Developer Onboarding
What Doesn't Work

Anti-Patterns - What Doesn't Work

Learn from our mistakes - five common anti-patterns to avoid when using AI for development

Learn from our mistakes.

Anti-Pattern 1: Blind Acceptance

Mistake: "AI is smart, I'll just accept everything."

Reality: AI makes plausible mistakes.

Example from real project:

// AI generated
async function deleteUser(userId: string) {
  await db.users.delete({ id: userId });
  // Looks fine, ships to production
}

// Problem: No cascading deletes
// User deleted, but their orders, preferences, sessions remain
// Database integrity violated

Lesson: Always ask "What could go wrong?" before merging.

Anti-Pattern 2: Over-Engineering

Mistake: Asking AI to build "scalable, production-ready, enterprise-grade" solution for simple problem.

What happens:

  • AI generates 500 lines of abstractions
  • Multiple design patterns stacked
  • Harder to maintain than simple solution

Example:

Bad prompt: "Create enterprise-grade user service with repository pattern,
CQRS, event sourcing, and microservices architecture"

For: A simple CRUD app with 100 users

Good prompt: "Create simple UserService with:
- findById, create, update, delete
- Basic validation
- Follow patterns from @src/orders/OrderService.ts"

Lesson: Start simple. Add complexity when needed, not preemptively.

Anti-Pattern 3: Skipping the Understanding Phase

Mistake: Generate code → copy/paste → commit → merge

Why it fails:

  • Can't debug when it breaks
  • Can't explain to teammates
  • Can't modify when requirements change

Real case from Client A: Developer used AI to implement payment processing. Code worked in development. Failed in production due to timezone handling. Developer couldn't debug because didn't understand the code.

Better approach:

You: "I need to implement payment processing. First, explain:
1. What are the key security considerations?
2. What error cases should I handle?
3. What testing strategy do you recommend?

Then we'll implement together, step by step."

Lesson: AI is a collaborator, not a replacement for thinking.

Anti-Pattern 4: Context Overload

Mistake: Dumping entire codebase into context.

Example:

"Here's all 50 files in @src/, analyze everything and fix all bugs"

Why it fails:

  • AI gets confused with too much context
  • Misses important details
  • Suggestions are generic
  • Slow and expensive

Better approach:

"Focus on @src/orders/OrderService.ts

Specific issue: calculateTotal() returns wrong amount when discount applied

Related files:
@src/orders/models/Order.ts
@src/promotions/DiscountCalculator.ts

Help me debug."

Lesson: Be surgical with context. Quality over quantity.

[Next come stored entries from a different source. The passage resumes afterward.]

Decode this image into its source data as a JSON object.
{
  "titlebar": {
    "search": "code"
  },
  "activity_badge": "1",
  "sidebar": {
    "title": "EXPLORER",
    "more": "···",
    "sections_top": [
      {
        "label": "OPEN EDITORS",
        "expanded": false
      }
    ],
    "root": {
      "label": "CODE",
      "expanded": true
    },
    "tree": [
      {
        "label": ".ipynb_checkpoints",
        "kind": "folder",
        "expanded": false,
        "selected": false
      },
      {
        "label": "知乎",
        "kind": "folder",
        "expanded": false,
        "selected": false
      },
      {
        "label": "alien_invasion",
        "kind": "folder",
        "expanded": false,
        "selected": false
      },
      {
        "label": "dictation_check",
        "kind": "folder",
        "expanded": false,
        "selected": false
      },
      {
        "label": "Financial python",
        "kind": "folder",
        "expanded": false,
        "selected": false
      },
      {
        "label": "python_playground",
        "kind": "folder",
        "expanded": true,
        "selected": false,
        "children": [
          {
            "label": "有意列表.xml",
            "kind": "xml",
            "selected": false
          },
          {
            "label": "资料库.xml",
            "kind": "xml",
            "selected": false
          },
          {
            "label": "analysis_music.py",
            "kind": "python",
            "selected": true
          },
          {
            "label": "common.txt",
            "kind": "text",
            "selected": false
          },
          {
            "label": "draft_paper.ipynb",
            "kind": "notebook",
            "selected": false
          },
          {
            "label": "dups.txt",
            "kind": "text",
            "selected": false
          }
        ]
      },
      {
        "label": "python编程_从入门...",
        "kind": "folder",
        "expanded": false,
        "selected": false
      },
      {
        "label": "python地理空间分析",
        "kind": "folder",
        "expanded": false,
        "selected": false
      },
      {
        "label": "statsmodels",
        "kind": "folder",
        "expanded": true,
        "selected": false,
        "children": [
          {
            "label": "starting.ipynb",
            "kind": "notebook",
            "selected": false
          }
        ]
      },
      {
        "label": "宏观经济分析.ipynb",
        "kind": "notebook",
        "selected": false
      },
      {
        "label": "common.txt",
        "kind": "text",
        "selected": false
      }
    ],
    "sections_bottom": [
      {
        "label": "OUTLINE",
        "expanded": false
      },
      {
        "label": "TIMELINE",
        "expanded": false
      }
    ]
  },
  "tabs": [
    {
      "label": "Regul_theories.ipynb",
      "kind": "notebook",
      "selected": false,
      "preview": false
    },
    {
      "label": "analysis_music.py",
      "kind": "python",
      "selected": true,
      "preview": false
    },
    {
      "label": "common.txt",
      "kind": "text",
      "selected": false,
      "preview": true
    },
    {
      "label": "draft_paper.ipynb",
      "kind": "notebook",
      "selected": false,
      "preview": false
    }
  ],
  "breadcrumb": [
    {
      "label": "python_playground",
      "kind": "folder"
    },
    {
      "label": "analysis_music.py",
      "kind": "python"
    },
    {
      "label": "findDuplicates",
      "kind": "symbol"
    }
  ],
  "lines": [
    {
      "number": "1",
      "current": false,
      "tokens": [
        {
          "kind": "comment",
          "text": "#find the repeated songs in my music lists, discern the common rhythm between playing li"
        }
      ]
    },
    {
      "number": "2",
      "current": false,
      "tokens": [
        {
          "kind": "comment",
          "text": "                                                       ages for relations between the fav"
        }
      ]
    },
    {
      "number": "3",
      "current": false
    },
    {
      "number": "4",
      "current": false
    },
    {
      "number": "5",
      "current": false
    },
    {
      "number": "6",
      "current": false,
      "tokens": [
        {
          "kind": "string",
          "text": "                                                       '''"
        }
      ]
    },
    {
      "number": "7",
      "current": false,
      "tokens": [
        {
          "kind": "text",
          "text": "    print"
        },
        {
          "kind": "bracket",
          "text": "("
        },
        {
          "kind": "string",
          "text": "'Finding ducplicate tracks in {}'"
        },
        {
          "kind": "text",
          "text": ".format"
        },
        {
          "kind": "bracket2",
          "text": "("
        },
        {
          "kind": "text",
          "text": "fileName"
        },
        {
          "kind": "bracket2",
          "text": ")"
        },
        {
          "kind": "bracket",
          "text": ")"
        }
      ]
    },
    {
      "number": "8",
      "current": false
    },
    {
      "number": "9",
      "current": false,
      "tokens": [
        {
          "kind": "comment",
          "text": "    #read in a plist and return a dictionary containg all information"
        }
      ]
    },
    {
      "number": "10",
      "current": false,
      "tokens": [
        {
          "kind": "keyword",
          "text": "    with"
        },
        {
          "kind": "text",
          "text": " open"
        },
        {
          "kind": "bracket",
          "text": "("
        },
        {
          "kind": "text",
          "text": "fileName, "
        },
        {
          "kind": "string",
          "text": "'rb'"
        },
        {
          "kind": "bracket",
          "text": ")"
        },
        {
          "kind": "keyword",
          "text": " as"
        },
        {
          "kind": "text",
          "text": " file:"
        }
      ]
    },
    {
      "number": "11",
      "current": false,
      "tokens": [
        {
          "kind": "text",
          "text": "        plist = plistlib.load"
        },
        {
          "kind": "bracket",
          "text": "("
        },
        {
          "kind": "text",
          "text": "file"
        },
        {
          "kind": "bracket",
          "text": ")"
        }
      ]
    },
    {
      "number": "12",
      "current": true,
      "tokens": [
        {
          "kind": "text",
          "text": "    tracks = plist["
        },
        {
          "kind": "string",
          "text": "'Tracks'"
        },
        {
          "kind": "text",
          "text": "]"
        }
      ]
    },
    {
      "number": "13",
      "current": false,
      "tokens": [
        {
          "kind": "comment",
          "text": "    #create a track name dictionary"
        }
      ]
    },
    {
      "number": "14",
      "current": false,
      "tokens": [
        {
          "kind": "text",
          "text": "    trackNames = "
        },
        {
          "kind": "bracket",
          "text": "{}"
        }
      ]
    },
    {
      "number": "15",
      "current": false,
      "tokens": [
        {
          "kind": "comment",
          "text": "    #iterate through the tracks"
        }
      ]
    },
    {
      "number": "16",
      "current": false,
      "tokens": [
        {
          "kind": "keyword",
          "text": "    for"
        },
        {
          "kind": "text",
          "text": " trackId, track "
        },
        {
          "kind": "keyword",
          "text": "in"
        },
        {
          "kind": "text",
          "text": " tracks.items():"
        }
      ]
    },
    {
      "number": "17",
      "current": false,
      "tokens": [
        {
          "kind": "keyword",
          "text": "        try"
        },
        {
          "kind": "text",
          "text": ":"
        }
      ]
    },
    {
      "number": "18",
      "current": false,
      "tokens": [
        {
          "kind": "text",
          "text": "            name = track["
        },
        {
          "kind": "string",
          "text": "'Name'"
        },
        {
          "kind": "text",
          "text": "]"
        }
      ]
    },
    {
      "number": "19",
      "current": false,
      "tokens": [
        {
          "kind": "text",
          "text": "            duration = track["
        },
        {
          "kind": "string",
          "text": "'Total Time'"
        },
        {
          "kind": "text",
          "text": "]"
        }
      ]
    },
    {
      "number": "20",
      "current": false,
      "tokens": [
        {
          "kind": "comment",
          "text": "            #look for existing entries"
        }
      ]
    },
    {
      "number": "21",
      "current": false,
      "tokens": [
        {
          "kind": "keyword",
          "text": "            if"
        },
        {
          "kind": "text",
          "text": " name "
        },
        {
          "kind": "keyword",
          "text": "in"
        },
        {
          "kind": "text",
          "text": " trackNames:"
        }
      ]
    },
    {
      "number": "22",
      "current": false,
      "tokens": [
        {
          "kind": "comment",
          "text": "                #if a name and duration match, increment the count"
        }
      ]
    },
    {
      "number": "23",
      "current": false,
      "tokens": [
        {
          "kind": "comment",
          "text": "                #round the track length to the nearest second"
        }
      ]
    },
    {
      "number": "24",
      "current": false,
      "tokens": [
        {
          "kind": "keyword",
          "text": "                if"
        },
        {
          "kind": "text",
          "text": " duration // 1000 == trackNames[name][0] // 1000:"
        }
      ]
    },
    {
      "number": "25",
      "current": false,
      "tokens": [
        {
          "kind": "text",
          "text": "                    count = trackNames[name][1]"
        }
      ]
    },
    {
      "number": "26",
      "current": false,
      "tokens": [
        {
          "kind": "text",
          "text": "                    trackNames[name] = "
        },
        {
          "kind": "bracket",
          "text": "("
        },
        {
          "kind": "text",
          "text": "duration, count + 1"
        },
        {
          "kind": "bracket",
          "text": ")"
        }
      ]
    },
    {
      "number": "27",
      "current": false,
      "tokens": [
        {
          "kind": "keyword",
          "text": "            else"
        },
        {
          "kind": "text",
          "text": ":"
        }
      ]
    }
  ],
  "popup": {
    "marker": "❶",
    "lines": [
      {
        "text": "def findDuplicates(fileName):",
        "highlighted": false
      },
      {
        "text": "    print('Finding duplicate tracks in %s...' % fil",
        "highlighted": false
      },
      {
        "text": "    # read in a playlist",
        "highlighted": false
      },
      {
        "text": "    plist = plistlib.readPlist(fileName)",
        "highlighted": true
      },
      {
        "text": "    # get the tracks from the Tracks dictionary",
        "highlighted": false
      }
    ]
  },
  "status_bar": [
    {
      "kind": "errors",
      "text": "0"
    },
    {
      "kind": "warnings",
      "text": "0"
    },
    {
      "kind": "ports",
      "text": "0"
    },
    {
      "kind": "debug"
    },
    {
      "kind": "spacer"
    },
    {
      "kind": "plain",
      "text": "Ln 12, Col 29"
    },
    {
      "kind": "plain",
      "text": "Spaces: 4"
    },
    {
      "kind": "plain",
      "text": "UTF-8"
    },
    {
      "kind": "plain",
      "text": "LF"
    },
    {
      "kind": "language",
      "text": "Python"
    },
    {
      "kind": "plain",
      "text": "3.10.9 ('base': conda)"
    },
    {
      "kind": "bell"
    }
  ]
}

Anti-Pattern 5: Using AI for Everything

Things AI does poorly:

  • Architectural decisions (use AI for analysis, human for decision)
  • Security threat modeling (AI helps, humans must verify)
  • Business logic validation (AI doesn't know your business)
  • Political/interpersonal code review (use human judgment)

Example:

Good:

"Should we use microservices or monolith for [specific requirements]?
Analyze trade-offs."

[AI provides analysis]

[Human makes decision based on business context AI doesn't have]

Bad:

"Should we use microservices or monolith? Decide for us."

[AI picks one]

[Team commits without considering business context]

Lesson: AI augments decisions, doesn't make them.